Unter den wachsamen Augen der beiden Trainer Matteo Joris und Thierry Meynet startet der Olympiasieger die erste Trainingsfahrt. Sein vor wenigen Wochen gebrochener Daumen schränkt ihn kaum mehr ein, einzig eine Schiene und leichte Schmerzen erinnern noch an den Unfall. Wenig beeinträchtigt werden er wie auch alle anderen Mitstreiter durch die Pistenbeschaffenheit, denn auch wenn in der Nacht viel Schnee gefallen ist, übernehmen am Morgen fast 20 Soldaten mit Tatkraft die Schneeräumungen an Spur und Slalomstangen und schaffen so ideale Bedingungen für das Training.

Die Schweizer Armee ist auch heuer wieder massgeblich an den Vorbereitungsarbeiten zum grossen Skievent an Chuenisbärgli und Lauberhorn beteiligt.
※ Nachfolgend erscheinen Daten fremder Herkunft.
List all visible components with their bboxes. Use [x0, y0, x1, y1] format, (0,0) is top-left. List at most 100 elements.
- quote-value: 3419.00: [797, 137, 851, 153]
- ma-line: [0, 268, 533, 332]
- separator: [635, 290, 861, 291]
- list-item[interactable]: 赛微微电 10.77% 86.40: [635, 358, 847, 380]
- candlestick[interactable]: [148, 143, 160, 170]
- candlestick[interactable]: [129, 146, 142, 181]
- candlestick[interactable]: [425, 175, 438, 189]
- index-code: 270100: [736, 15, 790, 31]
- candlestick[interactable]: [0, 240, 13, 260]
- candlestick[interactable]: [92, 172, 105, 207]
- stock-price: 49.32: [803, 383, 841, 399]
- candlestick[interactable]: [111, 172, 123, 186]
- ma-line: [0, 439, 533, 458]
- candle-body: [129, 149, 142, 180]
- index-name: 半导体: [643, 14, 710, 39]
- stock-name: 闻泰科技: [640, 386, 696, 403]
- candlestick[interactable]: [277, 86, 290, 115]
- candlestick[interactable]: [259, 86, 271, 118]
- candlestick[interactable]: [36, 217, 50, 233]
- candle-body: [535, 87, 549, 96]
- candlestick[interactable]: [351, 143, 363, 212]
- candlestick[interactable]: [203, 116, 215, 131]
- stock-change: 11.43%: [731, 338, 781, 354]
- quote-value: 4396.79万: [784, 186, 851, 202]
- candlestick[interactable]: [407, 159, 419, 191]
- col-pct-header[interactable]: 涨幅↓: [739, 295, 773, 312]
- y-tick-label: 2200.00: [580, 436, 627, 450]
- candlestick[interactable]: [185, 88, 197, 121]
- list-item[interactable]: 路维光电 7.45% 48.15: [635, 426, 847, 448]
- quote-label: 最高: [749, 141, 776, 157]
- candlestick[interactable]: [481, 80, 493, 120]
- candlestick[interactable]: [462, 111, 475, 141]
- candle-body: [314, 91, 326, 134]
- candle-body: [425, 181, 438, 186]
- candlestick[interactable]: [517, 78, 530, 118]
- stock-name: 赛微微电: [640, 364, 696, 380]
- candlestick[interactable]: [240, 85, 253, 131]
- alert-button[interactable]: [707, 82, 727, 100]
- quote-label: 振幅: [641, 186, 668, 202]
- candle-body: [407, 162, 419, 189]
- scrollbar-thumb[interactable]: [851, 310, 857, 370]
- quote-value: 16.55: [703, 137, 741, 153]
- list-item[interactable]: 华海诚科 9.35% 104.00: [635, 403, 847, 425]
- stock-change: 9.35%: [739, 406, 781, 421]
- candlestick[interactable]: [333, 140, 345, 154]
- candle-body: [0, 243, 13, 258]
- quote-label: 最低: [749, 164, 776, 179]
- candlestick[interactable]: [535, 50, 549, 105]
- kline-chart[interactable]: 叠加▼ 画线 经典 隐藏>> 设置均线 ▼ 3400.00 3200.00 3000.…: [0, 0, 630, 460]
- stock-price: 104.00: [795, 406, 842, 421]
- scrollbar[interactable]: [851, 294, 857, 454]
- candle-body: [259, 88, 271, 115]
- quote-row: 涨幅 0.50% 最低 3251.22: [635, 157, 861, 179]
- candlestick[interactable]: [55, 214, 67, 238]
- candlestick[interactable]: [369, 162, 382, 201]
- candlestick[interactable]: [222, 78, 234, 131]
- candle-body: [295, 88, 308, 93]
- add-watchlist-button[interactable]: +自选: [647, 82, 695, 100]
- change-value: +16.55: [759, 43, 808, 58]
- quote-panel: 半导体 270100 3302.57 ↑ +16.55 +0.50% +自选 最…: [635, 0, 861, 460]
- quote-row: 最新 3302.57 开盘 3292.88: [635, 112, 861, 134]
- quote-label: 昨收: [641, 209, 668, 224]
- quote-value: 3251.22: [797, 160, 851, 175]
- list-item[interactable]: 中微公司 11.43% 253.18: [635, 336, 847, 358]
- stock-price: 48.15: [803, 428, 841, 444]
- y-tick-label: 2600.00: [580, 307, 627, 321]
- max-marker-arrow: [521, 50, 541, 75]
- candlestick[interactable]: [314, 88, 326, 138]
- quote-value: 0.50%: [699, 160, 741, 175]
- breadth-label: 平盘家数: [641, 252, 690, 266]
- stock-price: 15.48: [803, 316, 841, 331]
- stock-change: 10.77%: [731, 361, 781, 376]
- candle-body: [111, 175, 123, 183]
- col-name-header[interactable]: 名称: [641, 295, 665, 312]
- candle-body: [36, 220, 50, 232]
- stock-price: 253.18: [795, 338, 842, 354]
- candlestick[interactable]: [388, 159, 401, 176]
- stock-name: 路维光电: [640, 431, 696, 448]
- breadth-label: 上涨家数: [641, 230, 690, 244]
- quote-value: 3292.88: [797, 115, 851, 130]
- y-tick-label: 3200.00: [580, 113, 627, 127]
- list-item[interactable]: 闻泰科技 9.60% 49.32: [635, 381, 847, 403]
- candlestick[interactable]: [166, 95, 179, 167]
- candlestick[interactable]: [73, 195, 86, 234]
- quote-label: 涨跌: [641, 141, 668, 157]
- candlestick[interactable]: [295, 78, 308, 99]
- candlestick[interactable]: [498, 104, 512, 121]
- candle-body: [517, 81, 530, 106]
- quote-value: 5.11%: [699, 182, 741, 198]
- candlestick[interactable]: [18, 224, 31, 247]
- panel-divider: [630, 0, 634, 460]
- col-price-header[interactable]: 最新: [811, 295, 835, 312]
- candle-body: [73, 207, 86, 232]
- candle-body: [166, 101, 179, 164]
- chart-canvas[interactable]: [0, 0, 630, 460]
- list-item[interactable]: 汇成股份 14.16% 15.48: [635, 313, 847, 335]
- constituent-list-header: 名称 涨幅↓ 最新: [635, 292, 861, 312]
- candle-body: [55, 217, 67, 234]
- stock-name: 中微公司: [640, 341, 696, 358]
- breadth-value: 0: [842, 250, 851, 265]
Nicht zuletzt auf den VUM-Einsatz der rund 160 Angehörigen der Mittleren Fliegerabwehrabteilung 45, die am Berg ihren WK leisten, sind die erstklassig präparierten Pisten am Hang und die hervorragenden Rahmenbedingungen im Ort zurückzuführen. Die Dienstleistenden sind nämlich neben der Pistenpräparation auch besorgt um die Aufbauarbeiten im Zielgelände sowie um Sicherheitsvorkehrungen.

Dass dank der Soldaten optimale Voraussetzungen für das alpine Rennwochenende geschaffen werden, schätzt auch der Olympiasieger. Immer wieder kommt Zenhäusern mit den Soldaten in Kontakt, weil diese kurz vor ihm den Hang hinunterpflügen, um den Schnee für ihn von der Piste zu räumen. Er ist sich ihrer äusserst wichtigen Arbeit gerade bei anhaltendem Schneefall bewusst, und so bedankt er sich, wo er kann, nimmt sich Zeit für Fotos und gibt seiner Zufriedenheit mit dem Geleisteten Ausdruck: «Wir konnten ein ideales Training absolvieren und mussten uns um die Sicherheit keine Sorgen machen. Die Piste war schon sehr nahe am Rennzustand», so Zenhäusern und fügt an, «so ein Service ist weltweit einzigartig, das erleben wir nirgendwo sonst.» Ein wunderbares Kompliment von einem Olympiasieger.